To the contrary, I thought then and think now that the debate had been both fair and profound. In five days on the witness stand, Judge Bork had a chance to explain himself fully, to describe and defend his view that the Constitution's text and the intent of its 18th-century framers provided the only legitimate tools for constitutional interpretation. Through televised hearings that engaged the public to a rare degree, the debate became a national referendum on the modern course of constitutional law. Judge Bork's constitutional vision, anchored in the past, was tested and found wanting, in contrast to the later declaration by Judge Anthony M. Kennedy, the successful nominee, that the Constitution's framers had "made a covenant with the future."
Among the "fair and profound" points raised by Democrats were questions about Bork's beard and his "strange lifestyle" (courtesy of Alabama Sen. Howell Heflin).
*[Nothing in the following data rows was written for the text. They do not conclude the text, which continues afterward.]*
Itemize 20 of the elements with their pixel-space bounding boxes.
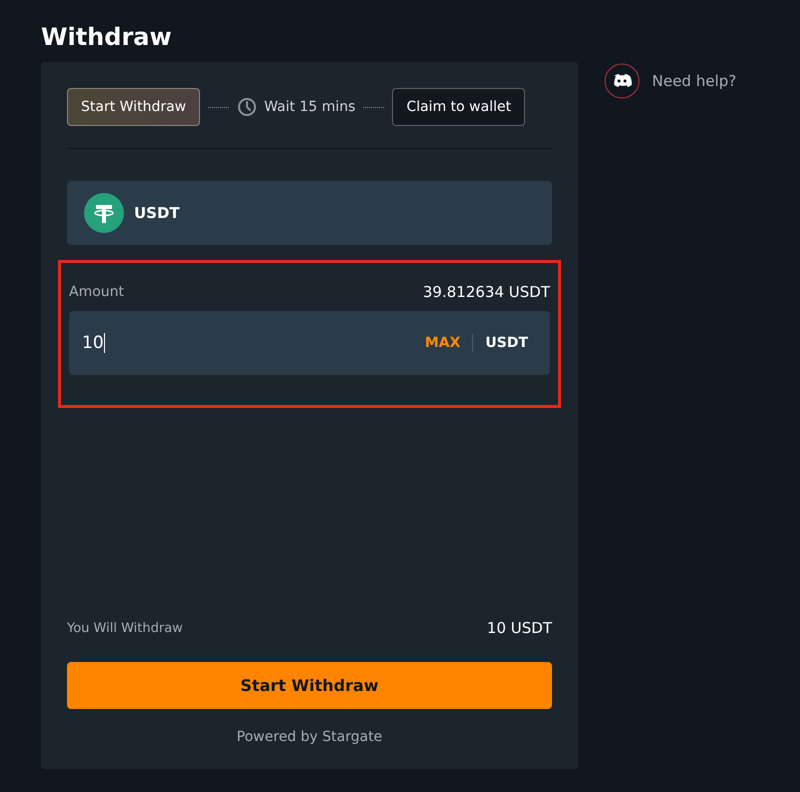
clock-icon [237, 97, 258, 117]
summary-label: You Will Withdraw [67, 620, 183, 636]
amount-label: Amount [69, 284, 124, 300]
balance-value: 39.812634 USDT [422, 283, 550, 301]
step-button[interactable]: Claim to wallet [392, 88, 526, 126]
max-button[interactable]: MAX [424, 335, 460, 351]
step-button[interactable]: Start Withdraw [67, 88, 200, 126]
token-selector[interactable]: USDT [67, 181, 552, 245]
help-link[interactable]: Need help? [652, 63, 736, 99]
dotted-connector [208, 106, 230, 108]
summary-value: 10 USDT [486, 619, 552, 637]
unit-label: USDT [485, 335, 528, 351]
tether-icon [84, 193, 124, 233]
page-title: Withdraw [41, 22, 173, 52]
powered-by-text: Powered by Stargate [236, 729, 384, 745]
chat-bubble-icon[interactable] [604, 63, 640, 99]
start-withdraw-button[interactable]: Start Withdraw [67, 662, 552, 709]
amount-input[interactable]: 10 MAX USDT [69, 311, 550, 375]
wait-label: Wait 15 mins [264, 99, 356, 115]
dotted-connector [363, 106, 384, 108]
Greenhouse is taking questions from readers this week at nytimes.com. One insight: She will apparently go into retirement thinking that Justice Ruth Bader Ginsburg, former ACLU lawyer and chief litigator for its Women's Rights Project, is a centrist jurist.
Here's how Greenhouse answered a question on how the ideology of Supreme Court justices shift once they're draped in the robes of the highest court in the land, and whether such shifts have made Senate confirmation hearings obsolete:
It's hard to generalize about the confirmation process. Each Supreme Court nomination/confirmation has its own dynamic, depending on which seat is being filled, what the relationship is between the President and the Senate, how the President chooses to use the nomination power, and what issues are most salient in the country at the time. Nominations get in trouble when the President tries to use them to push beyond the boundaries of the existing political consensus. That was the Bork nomination problem. It was also the first Bush administration's problem with the Clarence Thomas nomination -- which of course succeeded, unlike the Bork nomination, but succeeded only barely and after a rough fight. By contrast, President Clinton played to the center, not the left, in selecting Ruth Bader Ginsburg and Stephen G. Breyer, nominations that were well received in the country and that were confirmed unanimously or nearly so. So it's really up to the President to decide at the outset how to play it.
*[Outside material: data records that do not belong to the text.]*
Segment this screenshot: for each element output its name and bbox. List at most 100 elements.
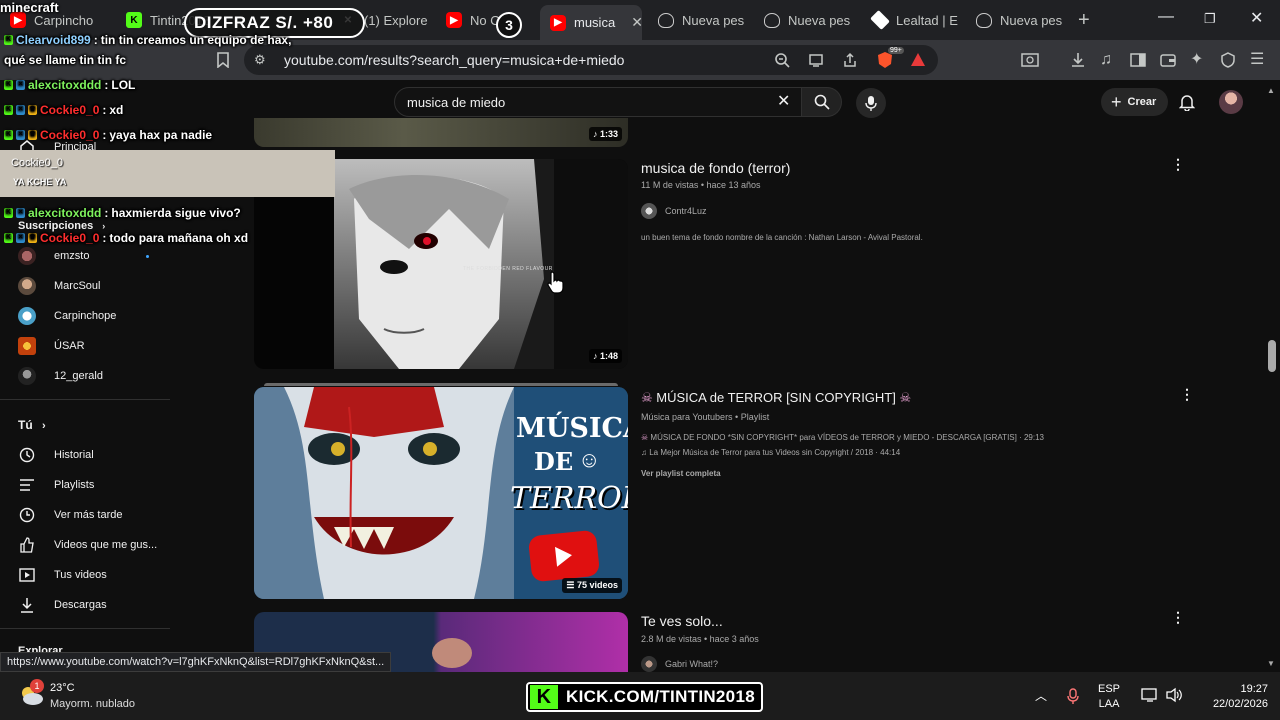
zoom-icon[interactable] (774, 52, 790, 72)
search-query: musica de miedo (407, 95, 506, 110)
sidebar-item-watch-later[interactable]: Ver más tarde (0, 502, 170, 528)
more-options-icon[interactable]: ⋮ (1180, 387, 1194, 401)
watch-later-icon (18, 506, 36, 524)
notifications-bell-icon[interactable] (1178, 94, 1196, 115)
chat-message: K ✕ alexcitoxddd : LOL (4, 78, 136, 92)
sidebar-divider (0, 628, 170, 629)
playlist-video-2[interactable]: ♫ La Mejor Música de Terror para tus Vid… (641, 448, 900, 457)
cast-icon[interactable] (808, 52, 824, 72)
crown-badge-icon: ♛ (28, 130, 37, 140)
sidebar-toggle-icon[interactable] (1130, 52, 1146, 72)
restore-icon[interactable]: ❐ (1204, 11, 1216, 27)
brave-shields-icon[interactable] (876, 51, 894, 73)
thumbnail-text: THE FORBIDDEN RED FLAVOUR (463, 266, 553, 272)
microphone-icon (865, 96, 877, 111)
playlist-thumbnail[interactable]: MÚSICA DE ☺ TERROR ☰ 75 videos (254, 387, 628, 599)
search-input[interactable]: musica de miedo ✕ (394, 87, 802, 117)
channel-avatar (641, 203, 657, 219)
sidebar-item-playlists[interactable]: Playlists (0, 472, 170, 498)
view-full-playlist-link[interactable]: Ver playlist completa (641, 469, 721, 478)
sidebar-sub-carpinchope[interactable]: Carpinchope (0, 303, 170, 329)
music-icon[interactable]: ♫ (1100, 52, 1112, 68)
downloads-icon (18, 596, 36, 614)
tab-search-icon[interactable] (1021, 52, 1039, 72)
tab-nueva-pestana-3[interactable]: Nueva pes (966, 5, 1070, 35)
voice-search-button[interactable] (856, 88, 886, 118)
site-settings-icon[interactable]: ⚙ (254, 52, 266, 68)
windows-taskbar: 1 23°C Mayorm. nublado K KICK.COM/TINTIN… (0, 672, 1280, 720)
temperature[interactable]: 23°C (50, 682, 75, 694)
microphone-in-use-icon[interactable] (1067, 688, 1079, 704)
downloads-icon[interactable] (1070, 52, 1086, 72)
video-meta: 2.8 M de vistas • hace 3 años (641, 634, 759, 644)
create-button[interactable]: + Crear (1101, 88, 1169, 116)
tab-musica-active[interactable]: ▶ musica ✕ (540, 5, 642, 40)
brave-rewards-icon[interactable] (910, 52, 926, 72)
kick-badge-icon: K (4, 80, 13, 90)
crown-badge-icon: ♛ (28, 233, 37, 243)
leo-ai-icon[interactable]: ✦ (1190, 52, 1203, 68)
chat-message: K ✕ ♛ Cockie0_0 : todo para mañana oh xd (4, 231, 249, 245)
tab-nueva-pestana-2[interactable]: Nueva pes (754, 5, 860, 35)
kick-logo-icon: K (530, 685, 558, 709)
sidebar-item-history[interactable]: Historial (0, 442, 170, 468)
video-title[interactable]: musica de fondo (terror) (641, 160, 790, 176)
subscriber-badge-icon: ✕ (16, 233, 25, 243)
scroll-down-arrow-icon[interactable]: ▼ (1267, 659, 1275, 668)
account-avatar[interactable] (1219, 90, 1243, 114)
crown-badge-icon: ♛ (28, 105, 37, 115)
sidebar-sub-usar[interactable]: ÚSAR (0, 333, 170, 359)
vpn-icon[interactable] (1220, 52, 1236, 72)
video-title[interactable]: Te ves solo... (641, 613, 723, 629)
tab-label: Nueva pes (788, 12, 851, 28)
playlist-video-1[interactable]: ☠ MÚSICA DE FONDO *SIN COPYRIGHT* para V… (641, 433, 1044, 442)
sidebar-sub-12-gerald[interactable]: 12_gerald (0, 363, 170, 389)
clear-search-icon[interactable]: ✕ (777, 94, 790, 110)
close-window-icon[interactable]: ✕ (1250, 8, 1263, 28)
kick-badge-icon: K (4, 130, 13, 140)
share-icon[interactable] (842, 52, 858, 72)
shields-badge: 99+ (888, 47, 904, 54)
clock[interactable]: 19:27 22/02/2026 (1198, 682, 1268, 712)
sidebar-sub-marcsoul[interactable]: MarcSoul (0, 273, 170, 299)
playlist-stack-edge (264, 383, 618, 386)
chevron-right-icon: › (42, 420, 46, 432)
tray-overflow-chevron-icon[interactable]: ︿ (1035, 688, 1047, 704)
more-options-icon[interactable]: ⋮ (1171, 610, 1185, 624)
scroll-up-arrow-icon[interactable]: ▲ (1267, 86, 1275, 95)
close-tab-icon[interactable]: ✕ (631, 14, 642, 31)
channel-link[interactable]: Contr4Luz (641, 203, 707, 219)
ghost-icon: ☺ (578, 447, 601, 472)
chat-message: K Clearvoid899: tin tin creamos un equip… (4, 33, 292, 47)
wallet-icon[interactable] (1160, 52, 1176, 72)
more-options-icon[interactable]: ⋮ (1171, 157, 1185, 171)
tab-nueva-pestana-1[interactable]: Nueva pes (648, 5, 754, 35)
page-scrollbar[interactable] (1268, 340, 1276, 372)
sidebar-divider (0, 399, 170, 400)
minimize-icon[interactable]: — (1158, 8, 1174, 26)
new-tab-plus-icon[interactable]: + (1078, 9, 1090, 32)
subscriber-badge-icon: ✕ (16, 80, 25, 90)
video-thumbnail[interactable]: ♪ 1:33 (254, 118, 628, 147)
sidebar-item-your-videos[interactable]: Tus videos (0, 562, 170, 588)
hand-cursor-icon (547, 271, 564, 294)
menu-icon[interactable]: ☰ (1250, 52, 1264, 68)
search-button[interactable] (802, 87, 842, 117)
thumbnail-word-terror: TERROR (510, 481, 628, 516)
address-bar[interactable]: ⚙ youtube.com/results?search_query=music… (244, 45, 938, 75)
sidebar-item-liked-videos[interactable]: Videos que me gus... (0, 532, 170, 558)
playlists-icon (18, 476, 36, 494)
sidebar-sub-emzsto[interactable]: emzsto (0, 243, 170, 269)
chat-message: K ✕ alexcitoxddd : haxmierda sigue vivo? (4, 206, 241, 220)
subscriber-badge-icon: ✕ (16, 208, 25, 218)
tab-label: Nueva pes (682, 12, 745, 28)
network-icon[interactable] (1141, 687, 1159, 703)
tab-lealtad[interactable]: Lealtad | E (862, 5, 968, 35)
bookmark-icon[interactable] (216, 52, 230, 72)
sidebar-item-downloads[interactable]: Descargas (0, 592, 170, 618)
you-header[interactable]: Tú › (18, 418, 46, 432)
language-indicator[interactable]: ESP LAA (1098, 682, 1120, 712)
volume-icon[interactable] (1165, 687, 1183, 703)
playlist-title[interactable]: ☠ MÚSICA de TERROR [SIN COPYRIGHT] ☠ (641, 390, 911, 406)
channel-link[interactable]: Gabri What!? (641, 656, 718, 672)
Republicans didn't go after Ginsburg or Breyer with anything resembling the viciousness the left employed against Reagan's failed nominee Robert Bork or Bush Sr.'s successful one, Clarence Thomas, but Greenhouse missed that detail.
The Times has often denied Ginsburg's liberalism, as demonstrated by this headline from June 27, 1993 after her nomination by President Clinton: "Balanced Jurist at Home in the Middle."